Public service values: not just known, but internalised to have integrity impact

By David Donaldson

September 7, 2015

It’s one thing to know the rules, and another entirely to assimilate the principles behind them.

As part of the nation-wide move towards relying more heavily on values over black-letter rules in setting the tone for public service integrity, the Victorian Public Sector Commission has recently updated its employee code of conduct.

This values-focused approach recognises that rules alone are not the best way to prevent abuses, given the capacity of wrongdoers to knowingly exploit loopholes and grey areas. Instead, making values clear acknowledges that people know if they are not acting with integrity. In addition, it sets a clear means of interpreting the rules for all and helps foster an appropriate workplace culture.

Both New South Wales and South Australia have made recent efforts to incorporate a more value-based approach in their public sectors.

But one of the challenges for the VPSC — and others, no doubt — is to ensure that once the appropriate values are instilled in bureaucrats, they are actually acted upon.

Apart from the code of conduct, the commission issues a suite of supplementary materials. There are practical guidelines to make public sector values real, discussing issues such as what to do in cases of conflict. The VPSC has run workshops to talk people through scenarios and “try to make it really real to them”, explained Victoria’s public sector commissioner Belinda Clark in an interview with The Mandarin, in which she also encouraged public servants to try new things.

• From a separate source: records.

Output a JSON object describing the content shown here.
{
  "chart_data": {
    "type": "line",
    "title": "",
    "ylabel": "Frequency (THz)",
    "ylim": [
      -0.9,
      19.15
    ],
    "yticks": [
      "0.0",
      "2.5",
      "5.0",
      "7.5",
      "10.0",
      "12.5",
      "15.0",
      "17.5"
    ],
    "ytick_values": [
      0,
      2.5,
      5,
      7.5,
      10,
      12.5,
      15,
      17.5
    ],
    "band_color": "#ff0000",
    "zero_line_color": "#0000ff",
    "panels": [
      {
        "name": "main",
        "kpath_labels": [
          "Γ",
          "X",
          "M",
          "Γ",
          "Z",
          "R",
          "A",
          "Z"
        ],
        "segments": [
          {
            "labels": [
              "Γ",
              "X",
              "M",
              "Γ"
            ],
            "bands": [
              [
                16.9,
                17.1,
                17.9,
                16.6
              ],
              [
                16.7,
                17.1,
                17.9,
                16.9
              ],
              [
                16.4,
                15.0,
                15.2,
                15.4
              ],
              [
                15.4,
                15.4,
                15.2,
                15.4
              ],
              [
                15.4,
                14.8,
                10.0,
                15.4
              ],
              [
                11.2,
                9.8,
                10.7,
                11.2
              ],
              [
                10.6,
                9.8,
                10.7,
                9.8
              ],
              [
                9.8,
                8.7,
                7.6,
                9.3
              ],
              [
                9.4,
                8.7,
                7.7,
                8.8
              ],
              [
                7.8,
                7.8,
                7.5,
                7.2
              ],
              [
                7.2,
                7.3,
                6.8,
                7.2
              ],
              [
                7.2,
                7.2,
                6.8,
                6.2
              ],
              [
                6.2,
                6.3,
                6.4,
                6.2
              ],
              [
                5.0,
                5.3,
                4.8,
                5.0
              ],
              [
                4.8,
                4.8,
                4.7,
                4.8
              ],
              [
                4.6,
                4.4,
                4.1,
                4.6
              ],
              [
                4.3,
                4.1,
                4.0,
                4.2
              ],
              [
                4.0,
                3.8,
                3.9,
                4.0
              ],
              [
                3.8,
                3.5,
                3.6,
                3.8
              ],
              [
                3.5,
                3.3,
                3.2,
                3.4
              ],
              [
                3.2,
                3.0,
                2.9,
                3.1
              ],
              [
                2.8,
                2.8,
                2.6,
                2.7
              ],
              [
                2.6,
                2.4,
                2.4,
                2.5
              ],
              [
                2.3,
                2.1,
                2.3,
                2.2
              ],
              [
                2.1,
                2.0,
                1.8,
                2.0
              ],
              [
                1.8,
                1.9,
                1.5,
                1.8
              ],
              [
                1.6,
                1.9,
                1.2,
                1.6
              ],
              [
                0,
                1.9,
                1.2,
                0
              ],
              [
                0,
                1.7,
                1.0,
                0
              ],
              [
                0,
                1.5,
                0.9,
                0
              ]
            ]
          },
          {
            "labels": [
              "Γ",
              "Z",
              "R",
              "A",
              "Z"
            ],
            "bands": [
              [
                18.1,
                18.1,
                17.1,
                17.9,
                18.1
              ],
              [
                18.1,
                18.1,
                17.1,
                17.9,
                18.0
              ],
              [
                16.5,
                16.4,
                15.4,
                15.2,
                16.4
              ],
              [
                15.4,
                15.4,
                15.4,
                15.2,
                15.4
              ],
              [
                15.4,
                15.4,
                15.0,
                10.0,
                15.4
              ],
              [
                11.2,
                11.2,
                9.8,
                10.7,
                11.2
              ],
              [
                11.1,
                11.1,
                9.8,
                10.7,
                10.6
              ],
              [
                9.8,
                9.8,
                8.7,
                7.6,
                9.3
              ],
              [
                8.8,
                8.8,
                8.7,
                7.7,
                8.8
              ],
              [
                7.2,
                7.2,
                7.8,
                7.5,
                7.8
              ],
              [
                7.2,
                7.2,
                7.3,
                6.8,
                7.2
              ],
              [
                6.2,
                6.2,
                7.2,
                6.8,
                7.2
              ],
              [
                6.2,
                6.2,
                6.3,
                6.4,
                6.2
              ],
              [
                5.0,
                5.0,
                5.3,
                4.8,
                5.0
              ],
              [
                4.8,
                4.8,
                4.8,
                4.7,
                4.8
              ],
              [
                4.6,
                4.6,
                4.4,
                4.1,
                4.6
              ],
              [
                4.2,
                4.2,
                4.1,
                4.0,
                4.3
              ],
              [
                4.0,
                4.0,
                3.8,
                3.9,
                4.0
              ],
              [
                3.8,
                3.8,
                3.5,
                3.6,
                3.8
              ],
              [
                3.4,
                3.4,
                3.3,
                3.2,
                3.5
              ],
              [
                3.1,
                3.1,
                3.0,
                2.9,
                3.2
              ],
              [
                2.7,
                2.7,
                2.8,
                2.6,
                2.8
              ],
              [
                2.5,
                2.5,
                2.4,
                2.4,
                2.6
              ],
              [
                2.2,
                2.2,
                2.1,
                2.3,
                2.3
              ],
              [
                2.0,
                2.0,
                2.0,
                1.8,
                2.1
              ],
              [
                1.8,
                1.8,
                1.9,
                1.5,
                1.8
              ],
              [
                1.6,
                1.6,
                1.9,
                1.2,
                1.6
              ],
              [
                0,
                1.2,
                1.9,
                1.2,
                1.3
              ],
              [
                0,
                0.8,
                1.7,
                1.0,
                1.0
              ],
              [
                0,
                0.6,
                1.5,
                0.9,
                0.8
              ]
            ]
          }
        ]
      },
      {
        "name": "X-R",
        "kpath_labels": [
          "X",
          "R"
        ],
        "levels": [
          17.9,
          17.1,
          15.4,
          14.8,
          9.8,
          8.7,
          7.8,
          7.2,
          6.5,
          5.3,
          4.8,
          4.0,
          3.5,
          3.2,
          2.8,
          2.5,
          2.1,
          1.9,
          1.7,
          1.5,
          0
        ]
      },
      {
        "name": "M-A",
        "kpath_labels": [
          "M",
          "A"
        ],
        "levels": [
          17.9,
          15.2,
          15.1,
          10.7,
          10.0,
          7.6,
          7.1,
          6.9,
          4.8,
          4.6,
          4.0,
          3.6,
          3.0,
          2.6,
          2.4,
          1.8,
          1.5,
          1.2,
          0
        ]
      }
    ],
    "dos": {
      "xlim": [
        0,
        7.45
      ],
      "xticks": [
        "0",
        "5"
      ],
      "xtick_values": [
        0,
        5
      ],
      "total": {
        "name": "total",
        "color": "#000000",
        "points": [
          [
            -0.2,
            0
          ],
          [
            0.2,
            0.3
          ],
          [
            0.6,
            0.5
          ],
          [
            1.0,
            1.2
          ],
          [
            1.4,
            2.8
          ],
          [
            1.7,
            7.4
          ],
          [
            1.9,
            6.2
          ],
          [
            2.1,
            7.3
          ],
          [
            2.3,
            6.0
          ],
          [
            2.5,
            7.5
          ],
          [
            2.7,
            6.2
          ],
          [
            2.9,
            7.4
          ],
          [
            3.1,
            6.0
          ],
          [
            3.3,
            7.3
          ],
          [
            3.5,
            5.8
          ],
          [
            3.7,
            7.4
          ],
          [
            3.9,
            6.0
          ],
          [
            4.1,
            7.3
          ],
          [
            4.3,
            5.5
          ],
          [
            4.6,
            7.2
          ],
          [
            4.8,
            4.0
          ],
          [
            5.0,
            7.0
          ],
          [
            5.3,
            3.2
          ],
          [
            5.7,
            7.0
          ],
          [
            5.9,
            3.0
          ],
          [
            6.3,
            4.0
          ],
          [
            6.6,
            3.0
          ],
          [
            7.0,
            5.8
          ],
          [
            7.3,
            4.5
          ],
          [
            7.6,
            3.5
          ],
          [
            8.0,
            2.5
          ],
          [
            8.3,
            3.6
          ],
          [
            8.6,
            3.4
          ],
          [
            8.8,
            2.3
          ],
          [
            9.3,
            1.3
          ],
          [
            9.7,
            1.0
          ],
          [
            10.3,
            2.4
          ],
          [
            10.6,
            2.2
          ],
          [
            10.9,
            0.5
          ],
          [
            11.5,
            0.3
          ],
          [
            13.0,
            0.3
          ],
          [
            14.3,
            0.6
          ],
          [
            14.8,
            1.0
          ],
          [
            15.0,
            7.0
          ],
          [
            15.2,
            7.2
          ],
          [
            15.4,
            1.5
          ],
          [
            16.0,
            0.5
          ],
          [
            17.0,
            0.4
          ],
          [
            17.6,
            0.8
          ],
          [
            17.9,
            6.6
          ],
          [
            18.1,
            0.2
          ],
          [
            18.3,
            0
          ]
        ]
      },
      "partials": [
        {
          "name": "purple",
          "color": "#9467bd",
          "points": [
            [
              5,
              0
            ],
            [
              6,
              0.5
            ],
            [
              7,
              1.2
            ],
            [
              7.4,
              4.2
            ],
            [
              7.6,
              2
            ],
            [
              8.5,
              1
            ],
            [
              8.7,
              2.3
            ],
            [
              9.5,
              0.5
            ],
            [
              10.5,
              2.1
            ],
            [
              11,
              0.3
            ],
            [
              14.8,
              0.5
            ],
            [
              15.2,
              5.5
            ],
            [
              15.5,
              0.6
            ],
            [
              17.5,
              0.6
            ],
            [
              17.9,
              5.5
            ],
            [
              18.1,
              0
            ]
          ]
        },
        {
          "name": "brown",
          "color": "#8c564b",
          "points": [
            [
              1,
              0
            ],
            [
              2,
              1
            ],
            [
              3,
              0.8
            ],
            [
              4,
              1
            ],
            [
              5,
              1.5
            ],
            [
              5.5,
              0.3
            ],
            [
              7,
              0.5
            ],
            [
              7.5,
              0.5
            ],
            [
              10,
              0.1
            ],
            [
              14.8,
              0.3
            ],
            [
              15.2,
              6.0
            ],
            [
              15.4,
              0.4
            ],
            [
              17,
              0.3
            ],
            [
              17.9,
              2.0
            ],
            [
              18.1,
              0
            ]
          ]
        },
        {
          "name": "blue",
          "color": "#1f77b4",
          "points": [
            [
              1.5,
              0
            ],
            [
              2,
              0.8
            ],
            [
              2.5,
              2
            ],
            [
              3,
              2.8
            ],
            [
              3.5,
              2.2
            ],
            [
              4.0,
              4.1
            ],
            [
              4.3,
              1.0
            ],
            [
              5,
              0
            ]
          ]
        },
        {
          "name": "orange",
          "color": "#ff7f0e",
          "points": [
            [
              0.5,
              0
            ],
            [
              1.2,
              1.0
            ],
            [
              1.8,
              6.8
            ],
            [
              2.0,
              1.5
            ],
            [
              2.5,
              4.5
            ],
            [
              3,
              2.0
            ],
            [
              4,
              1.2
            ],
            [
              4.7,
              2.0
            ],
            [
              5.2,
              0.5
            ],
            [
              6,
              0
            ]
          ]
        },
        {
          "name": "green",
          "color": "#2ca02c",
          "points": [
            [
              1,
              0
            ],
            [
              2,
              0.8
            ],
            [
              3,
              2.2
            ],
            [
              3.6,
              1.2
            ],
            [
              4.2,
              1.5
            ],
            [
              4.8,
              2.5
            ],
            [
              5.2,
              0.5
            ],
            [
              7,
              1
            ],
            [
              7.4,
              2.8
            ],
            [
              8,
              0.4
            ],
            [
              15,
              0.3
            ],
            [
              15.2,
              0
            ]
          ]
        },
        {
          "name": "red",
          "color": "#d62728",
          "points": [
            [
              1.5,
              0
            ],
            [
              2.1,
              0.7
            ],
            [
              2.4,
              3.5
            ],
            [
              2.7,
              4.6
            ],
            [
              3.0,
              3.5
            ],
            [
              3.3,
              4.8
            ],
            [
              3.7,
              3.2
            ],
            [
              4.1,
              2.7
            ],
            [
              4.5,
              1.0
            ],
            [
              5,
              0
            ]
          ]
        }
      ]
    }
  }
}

Yet “we’ve still got distressing and disappointing failures of integrity”, she says. As part of the capability review it is currently undertaking, the VPSC will look at how education about public sector values can be made more effective.

“Often what we find when we go to a situation is people do know about the code, and they’ve got quite a good policy on conflict of interest or gifts, but somehow that hasn’t translated into action. So somehow there’s a missing bit.

“That’s what we’re putting our minds to. How do you make people live the values? I think we’ve done a good job until now promulgating them. They are pretty well known. We get a lot of hits on the website. But there’s some gap we’ve seen in recent things that have gone on obviously between knowledge and assimilation or ownership,” Clark stated.

“So one of the things we’re looking at in the business case [for the capability strategy] is how do we expand or make more effective our educative function? For example, is there anything we can learn from behavioural insights that tells us how people absorb something?

“So one of the things we want to look at is how can we improve that? How can we be stronger there? I don’t know the answer to that yet.”

Valuing equality and diversity

Clark argues that part of the values focus of the commission is to support traditionally marginalised groups to find meaningful engagement within the public sector workforce.

The values legislated within the Act include respect, responsiveness, impartiality, integrity and accountability.

“Then it says there’s leadership to make those happen, then to underpin that again there’s human rights,” she explains. “One of the things that I try to bring to the fore when speaking to groups is to say that human rights are about equality and diversity, among other things.”

The VPSC’s role in this twofold.Firstly, it contributes by sharing data to help make assessments — on the number of women in executive roles within the bureaucracy, for example. Clark admits that data quality can vary, given that the VPSC is reliant on agencies to first hand over the information to it “so there’s an issue there we’d like to look at … but at least there’s that collation and analysis.”

Secondly, the commission sometimes plays a direct role in boosting representation. The VPSC runs Aboriginal Pathways, a program to assist indigenous applicants into the Victorian public service graduate program.

The commission has recently been asked to extend that to cadetships and scholarship, the idea being to better develop a pipeline of potential recruits. “The program’s relatively successful in selecting Aboriginal graduates and finding them placements and relative longevity in those careers, so that’s good,” she says. “But the numbers actually coming in are small, something between 7 and 12.”

But to a large extent the VPSC’s role is in pushing cultural change to ensure people from minority groups are given opportunities across the board.

“I don’t want other minority groups that are subject to that principle to be overlooked either. I’m very mindful of people with disabilities, anybody whose right to participate and get the same opportunities in the public service needs to be respected and upheld.

“Our role in that is to just remind people, I think. There are other bodies that are charged with the carriage. You’ve got the Victorian Equal Opportunity and Human Rights Commission and people like that who do a good job at just reminding people that those are the public sector values.”